Nordkorea reizt mit der Atom-Karte
Regime will Reaktor in Yongbyon wieder in Betrieb nehmen. Pjöngjang wird dadurch noch unberechenbarer.
Seoul/Pjöngjang. Der Reaktor verfügt lediglich über die Leistung eines großen Windrades, für die Stromproduktion ist er viel zu klein. Und dennoch könnte das stalinistische Regime in Nordkorea mit dem Atommeiler Yongbyon wieder kernwaffentaugliches Plutonium herstellen.
Mit der jüngsten Drohung, den seit Jahren abgeschalteten Kernreaktor wieder zum Laufen zu bringen, setzt Pjöngjang den nächsten Paukenschlag in der Dauerfehde mit Südkorea und den USA. Zudem hat das Land in seinem Atomzentrum Yongbyon eine Anlage für die Anreicherung von Uran, das in dieser Form auch für den Atombombenbau verwendet werden kann.
Dadurch wird das Land laut Beobachtern im Konflikt um ein Atomprogramm noch unberechenbarer.
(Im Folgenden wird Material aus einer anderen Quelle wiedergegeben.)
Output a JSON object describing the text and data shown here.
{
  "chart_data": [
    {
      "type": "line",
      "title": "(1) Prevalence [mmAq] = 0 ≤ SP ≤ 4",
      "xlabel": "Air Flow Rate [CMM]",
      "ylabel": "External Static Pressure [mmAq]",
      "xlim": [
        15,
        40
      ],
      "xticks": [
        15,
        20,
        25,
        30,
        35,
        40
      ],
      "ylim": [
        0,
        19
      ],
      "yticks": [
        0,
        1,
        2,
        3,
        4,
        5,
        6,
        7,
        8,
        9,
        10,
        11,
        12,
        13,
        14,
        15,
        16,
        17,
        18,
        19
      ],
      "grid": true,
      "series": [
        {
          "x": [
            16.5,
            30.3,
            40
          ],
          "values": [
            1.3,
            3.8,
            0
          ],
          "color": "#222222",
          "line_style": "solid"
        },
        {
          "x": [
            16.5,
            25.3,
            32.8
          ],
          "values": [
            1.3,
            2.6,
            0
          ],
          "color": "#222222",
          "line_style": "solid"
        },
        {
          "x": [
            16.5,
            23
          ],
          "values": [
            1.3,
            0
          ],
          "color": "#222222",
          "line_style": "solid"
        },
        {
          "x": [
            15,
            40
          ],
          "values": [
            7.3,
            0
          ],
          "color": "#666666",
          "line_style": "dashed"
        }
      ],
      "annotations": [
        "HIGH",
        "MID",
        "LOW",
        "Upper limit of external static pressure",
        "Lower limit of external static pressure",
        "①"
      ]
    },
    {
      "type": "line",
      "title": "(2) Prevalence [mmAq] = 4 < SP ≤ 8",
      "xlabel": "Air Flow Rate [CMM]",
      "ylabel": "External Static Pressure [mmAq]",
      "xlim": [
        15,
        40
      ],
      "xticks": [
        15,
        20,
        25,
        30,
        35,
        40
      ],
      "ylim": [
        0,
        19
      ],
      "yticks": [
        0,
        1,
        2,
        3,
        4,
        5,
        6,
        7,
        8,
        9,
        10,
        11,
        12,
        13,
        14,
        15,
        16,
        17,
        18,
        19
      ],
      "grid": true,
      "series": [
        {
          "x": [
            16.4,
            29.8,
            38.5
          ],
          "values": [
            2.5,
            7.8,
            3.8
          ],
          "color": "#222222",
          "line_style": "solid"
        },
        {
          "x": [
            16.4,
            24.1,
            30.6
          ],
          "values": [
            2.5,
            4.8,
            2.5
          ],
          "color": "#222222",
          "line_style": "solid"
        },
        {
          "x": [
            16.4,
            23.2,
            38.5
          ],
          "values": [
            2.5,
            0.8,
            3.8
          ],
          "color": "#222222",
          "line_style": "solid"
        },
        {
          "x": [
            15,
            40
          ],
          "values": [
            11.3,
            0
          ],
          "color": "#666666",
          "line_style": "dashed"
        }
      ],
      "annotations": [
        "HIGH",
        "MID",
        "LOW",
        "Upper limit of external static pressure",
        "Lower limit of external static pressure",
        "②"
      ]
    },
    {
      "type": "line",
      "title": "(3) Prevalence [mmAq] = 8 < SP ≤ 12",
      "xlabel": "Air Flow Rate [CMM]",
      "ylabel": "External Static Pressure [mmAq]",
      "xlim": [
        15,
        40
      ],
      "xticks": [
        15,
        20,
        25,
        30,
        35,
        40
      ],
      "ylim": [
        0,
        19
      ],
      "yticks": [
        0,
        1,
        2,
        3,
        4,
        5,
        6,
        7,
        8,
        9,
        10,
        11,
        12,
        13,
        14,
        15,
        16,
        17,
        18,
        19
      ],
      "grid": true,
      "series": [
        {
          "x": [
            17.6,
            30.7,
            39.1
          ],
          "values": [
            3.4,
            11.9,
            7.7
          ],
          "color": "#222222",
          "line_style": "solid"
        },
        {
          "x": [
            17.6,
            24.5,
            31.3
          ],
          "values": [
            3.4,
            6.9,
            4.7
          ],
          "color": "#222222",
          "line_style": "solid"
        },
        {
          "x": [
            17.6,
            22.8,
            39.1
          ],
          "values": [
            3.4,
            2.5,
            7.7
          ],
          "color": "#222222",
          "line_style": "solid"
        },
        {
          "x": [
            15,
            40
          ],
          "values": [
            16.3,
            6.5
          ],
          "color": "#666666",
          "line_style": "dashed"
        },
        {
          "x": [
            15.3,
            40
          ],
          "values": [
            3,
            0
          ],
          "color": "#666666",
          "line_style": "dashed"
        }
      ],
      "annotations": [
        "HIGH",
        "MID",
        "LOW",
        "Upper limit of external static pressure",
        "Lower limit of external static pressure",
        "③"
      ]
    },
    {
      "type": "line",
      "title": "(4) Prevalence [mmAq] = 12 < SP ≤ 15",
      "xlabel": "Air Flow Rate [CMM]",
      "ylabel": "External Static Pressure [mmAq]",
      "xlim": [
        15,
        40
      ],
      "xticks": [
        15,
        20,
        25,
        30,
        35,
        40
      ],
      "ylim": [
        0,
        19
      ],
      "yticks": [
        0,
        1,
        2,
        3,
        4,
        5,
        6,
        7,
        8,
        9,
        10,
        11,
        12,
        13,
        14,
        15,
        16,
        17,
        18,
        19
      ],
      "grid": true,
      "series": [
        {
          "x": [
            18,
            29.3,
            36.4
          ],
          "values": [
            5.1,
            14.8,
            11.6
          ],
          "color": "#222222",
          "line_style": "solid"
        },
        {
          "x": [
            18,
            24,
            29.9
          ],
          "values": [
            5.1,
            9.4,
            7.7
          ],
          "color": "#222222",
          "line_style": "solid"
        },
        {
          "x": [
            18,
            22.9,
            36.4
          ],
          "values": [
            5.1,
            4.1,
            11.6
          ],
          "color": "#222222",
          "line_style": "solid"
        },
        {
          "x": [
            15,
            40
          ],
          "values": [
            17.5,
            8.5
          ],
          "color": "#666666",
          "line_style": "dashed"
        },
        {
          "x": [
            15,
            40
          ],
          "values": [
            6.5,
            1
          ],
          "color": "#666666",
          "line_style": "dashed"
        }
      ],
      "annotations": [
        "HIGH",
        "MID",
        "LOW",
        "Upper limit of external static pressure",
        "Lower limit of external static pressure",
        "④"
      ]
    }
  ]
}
Beobachter sehen hinter der Ankündigung zum Reaktorneustart auch eine taktische Maßnahme. Das Ziel bleibt, als vollwertige Atommacht anerkannt zu werden.
Damit dürfte der Beschluss des Zentralkomitees der herrschenden Arbeiterpartei vom Wochenende in die Tat umgesetzt werden, den Ausbau des Atomwaffenarsenals und die wirtschaftliche Entwicklung parallel zu betreiben. Mit dieser „Zweifach-Strategie von wirtschaftlicher und militärischer Entwicklung“ befinde sich der junge Machthaber Kim Jong Un auf den Spuren seines Großvaters und „Republikgründers“ Kim Il Sung, so Experten.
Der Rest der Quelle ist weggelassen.